As for architecture, Tedrake mentioned diffusion policy, where the program learns a distribution over possible actions.
He used the example of an AI robot making a pizza: rolling dough, for example, in a way that previous generations of experts would have thought unlikely, and sprinkling cheese, and spreading sauce.
“We can make pizzas with robots now, with a dexterous robot, not just a factory, but actually a dexterous robot doing all the steps,” he said, also showing the robot working precisely with a bowl of noodles.
“The big question is, how do we feed the data flywheel?” he asked. “What we really want is to say: I’ve trained a bunch of skills .. I’ve trained (n) skills… Now, I want to have a new skill that I’ve never seen before, how quickly can I adapt? How do we feed that pipeline? And what are the scaling laws?”
(image caption: New approaches, Tedrake believes, can yield important efficiencies)
He talked about advanced context simulations, and advanced motion planning, as elements of a new approach that is likely to empower a great shift upward in robot capabilities. Using a set of graphs of convex sets as an example, Tedrake went over some of the game rendering and other applications that will be interesting as engineers continue to push the envelope in AI and robotics designs, for example, in using certain kinds of AI to inform others.
“It’s been generally agreed upon that computer game quality rendering is good enough to train a computer vision system,” he said. “But it has not yet been accepted that computer game quality physics can train the manipulation system… but we’re building really advanced context simulations. And seeing that ‘sim to real’ transfer. We’ve also been continuing to invest in advanced motion planning and thinking about how rigorous control can be connected with … these generative AI models.”
All of that, he showed, leads to real robotics boosts.

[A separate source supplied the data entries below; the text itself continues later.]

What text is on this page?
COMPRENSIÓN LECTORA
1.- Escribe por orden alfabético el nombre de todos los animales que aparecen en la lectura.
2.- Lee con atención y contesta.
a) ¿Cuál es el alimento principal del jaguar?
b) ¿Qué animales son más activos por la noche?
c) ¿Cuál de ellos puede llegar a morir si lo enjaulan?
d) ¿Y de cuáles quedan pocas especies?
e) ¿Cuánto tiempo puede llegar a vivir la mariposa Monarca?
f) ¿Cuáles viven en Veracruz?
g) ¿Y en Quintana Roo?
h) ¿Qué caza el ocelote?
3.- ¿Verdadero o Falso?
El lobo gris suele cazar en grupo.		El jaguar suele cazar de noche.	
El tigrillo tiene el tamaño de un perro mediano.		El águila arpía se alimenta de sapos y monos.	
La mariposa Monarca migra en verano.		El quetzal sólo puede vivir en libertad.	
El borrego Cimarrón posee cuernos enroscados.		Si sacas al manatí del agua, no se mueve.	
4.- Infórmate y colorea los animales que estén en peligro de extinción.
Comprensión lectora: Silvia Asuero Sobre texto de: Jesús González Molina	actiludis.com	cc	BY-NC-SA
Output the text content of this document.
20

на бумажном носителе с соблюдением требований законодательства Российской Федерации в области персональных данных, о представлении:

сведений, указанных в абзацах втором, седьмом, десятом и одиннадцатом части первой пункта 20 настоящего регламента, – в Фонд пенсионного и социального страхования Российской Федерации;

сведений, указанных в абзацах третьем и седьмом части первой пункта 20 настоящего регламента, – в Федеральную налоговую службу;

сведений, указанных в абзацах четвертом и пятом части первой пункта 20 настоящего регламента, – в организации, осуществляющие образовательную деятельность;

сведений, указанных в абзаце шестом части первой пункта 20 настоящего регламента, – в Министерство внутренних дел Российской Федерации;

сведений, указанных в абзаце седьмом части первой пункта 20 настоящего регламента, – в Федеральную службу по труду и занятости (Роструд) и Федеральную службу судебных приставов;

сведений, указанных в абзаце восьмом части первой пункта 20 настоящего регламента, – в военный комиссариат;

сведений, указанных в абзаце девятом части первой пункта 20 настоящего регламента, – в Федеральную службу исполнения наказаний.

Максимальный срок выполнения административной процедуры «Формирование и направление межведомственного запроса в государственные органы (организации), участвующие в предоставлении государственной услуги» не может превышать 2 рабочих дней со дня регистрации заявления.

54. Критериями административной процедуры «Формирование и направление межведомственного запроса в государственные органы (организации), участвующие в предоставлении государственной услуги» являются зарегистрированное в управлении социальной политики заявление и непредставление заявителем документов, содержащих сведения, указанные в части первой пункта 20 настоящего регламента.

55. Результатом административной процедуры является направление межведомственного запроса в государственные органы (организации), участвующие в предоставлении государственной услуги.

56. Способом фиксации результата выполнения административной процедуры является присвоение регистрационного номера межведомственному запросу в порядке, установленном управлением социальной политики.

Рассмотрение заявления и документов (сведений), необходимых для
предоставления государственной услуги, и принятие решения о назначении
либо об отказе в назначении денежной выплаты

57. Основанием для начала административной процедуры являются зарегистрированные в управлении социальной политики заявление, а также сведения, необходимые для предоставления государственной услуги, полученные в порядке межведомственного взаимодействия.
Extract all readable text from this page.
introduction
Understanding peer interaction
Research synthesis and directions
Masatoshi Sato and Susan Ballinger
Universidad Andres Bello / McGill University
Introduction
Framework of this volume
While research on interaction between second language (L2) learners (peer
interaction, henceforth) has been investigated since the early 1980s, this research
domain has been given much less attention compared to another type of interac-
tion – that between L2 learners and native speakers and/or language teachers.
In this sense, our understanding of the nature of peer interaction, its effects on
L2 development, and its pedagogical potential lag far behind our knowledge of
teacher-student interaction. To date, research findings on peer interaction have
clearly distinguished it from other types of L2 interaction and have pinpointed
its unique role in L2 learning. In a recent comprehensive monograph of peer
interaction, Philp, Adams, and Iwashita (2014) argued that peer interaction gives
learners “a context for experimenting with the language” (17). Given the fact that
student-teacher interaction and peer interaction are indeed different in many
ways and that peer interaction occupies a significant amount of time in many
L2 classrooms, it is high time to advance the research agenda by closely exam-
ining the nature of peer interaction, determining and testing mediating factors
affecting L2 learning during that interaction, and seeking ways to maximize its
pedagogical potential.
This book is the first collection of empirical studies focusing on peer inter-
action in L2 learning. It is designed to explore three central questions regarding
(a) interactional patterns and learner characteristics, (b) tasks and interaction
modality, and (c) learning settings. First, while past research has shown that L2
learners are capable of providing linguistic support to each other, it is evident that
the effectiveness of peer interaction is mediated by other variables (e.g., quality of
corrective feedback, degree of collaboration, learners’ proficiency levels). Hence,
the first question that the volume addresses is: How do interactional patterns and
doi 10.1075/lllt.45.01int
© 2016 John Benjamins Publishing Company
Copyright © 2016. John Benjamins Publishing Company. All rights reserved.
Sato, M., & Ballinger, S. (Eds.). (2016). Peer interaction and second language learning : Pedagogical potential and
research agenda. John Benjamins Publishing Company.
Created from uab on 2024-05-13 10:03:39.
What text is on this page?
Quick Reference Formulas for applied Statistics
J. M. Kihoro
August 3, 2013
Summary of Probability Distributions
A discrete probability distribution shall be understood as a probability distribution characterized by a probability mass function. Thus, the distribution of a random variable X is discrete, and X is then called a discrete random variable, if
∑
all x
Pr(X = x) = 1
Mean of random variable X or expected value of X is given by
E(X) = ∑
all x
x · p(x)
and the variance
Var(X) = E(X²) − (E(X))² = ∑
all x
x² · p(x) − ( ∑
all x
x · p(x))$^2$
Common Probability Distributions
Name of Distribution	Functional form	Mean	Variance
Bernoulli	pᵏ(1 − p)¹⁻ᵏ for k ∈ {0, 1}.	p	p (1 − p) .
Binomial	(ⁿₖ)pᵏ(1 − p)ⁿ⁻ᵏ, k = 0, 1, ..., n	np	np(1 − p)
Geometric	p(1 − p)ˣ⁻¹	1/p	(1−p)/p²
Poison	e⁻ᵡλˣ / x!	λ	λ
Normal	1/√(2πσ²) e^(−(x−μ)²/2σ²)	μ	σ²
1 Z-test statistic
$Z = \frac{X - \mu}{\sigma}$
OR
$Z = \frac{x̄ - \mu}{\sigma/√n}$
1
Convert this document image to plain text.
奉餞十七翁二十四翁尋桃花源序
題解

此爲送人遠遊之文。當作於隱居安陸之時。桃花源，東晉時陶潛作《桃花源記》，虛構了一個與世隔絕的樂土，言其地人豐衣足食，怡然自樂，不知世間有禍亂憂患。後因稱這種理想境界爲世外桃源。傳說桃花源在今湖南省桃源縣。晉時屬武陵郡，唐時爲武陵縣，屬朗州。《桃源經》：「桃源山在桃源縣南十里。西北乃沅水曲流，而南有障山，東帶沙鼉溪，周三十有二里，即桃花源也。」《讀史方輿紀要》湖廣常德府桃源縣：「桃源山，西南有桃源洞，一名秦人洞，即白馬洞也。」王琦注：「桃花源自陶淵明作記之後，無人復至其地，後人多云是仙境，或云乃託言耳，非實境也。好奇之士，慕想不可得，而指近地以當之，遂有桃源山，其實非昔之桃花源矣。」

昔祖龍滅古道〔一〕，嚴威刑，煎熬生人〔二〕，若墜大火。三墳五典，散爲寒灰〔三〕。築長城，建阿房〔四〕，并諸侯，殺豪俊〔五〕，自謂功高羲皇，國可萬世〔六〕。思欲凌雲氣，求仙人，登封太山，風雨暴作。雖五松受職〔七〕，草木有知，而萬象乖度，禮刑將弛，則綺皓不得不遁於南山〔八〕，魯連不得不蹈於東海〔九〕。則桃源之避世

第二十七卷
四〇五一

“We now have extremely good planning solutions,” he said. “We have planners that can … solve big complicated robots, doing time-optimal, distance-optimal paths, in complicated collision-free environments, though contact – all solved with convex optimization… we can now, in simulation, feed the pipeline, generate lots and lots of great ground truth demonstrations, and train a generative model.”
Exploring some of the ways that human learners are taking advantage of these nascent models, Tedrake showed, for example, how a robot tool can consistently enforce a desired state, with specialized challenges forming the context for its work, so that the robot work starts to look, in some ways, more human.
“So maybe this is one of the bets: maybe I can generate enough beautiful plans in simulated environments, to generate the visual motor maps to replace the human demonstrations and train my generative models.”
Dexterous manipulation skills, he said, are still generally unsolved, and there’s a lot more work to do, but today’s robots, he suggested, are learning fast.
All of the code, Tedrake noted, is open source, so interested people can log on and see what others are doing around this kind of advancement, which has the potential to make robots so much more advanced.
“The progress is incredibly fast,” he said. “I told you about visuomotor diffusion policies, which started with imitation learning from humans. And we’re feeding the pipeline with advanced simulation and planning and control.”
Tedrake is an MIT professor and Vice President of Simulation and Control at the Toyota Research Center.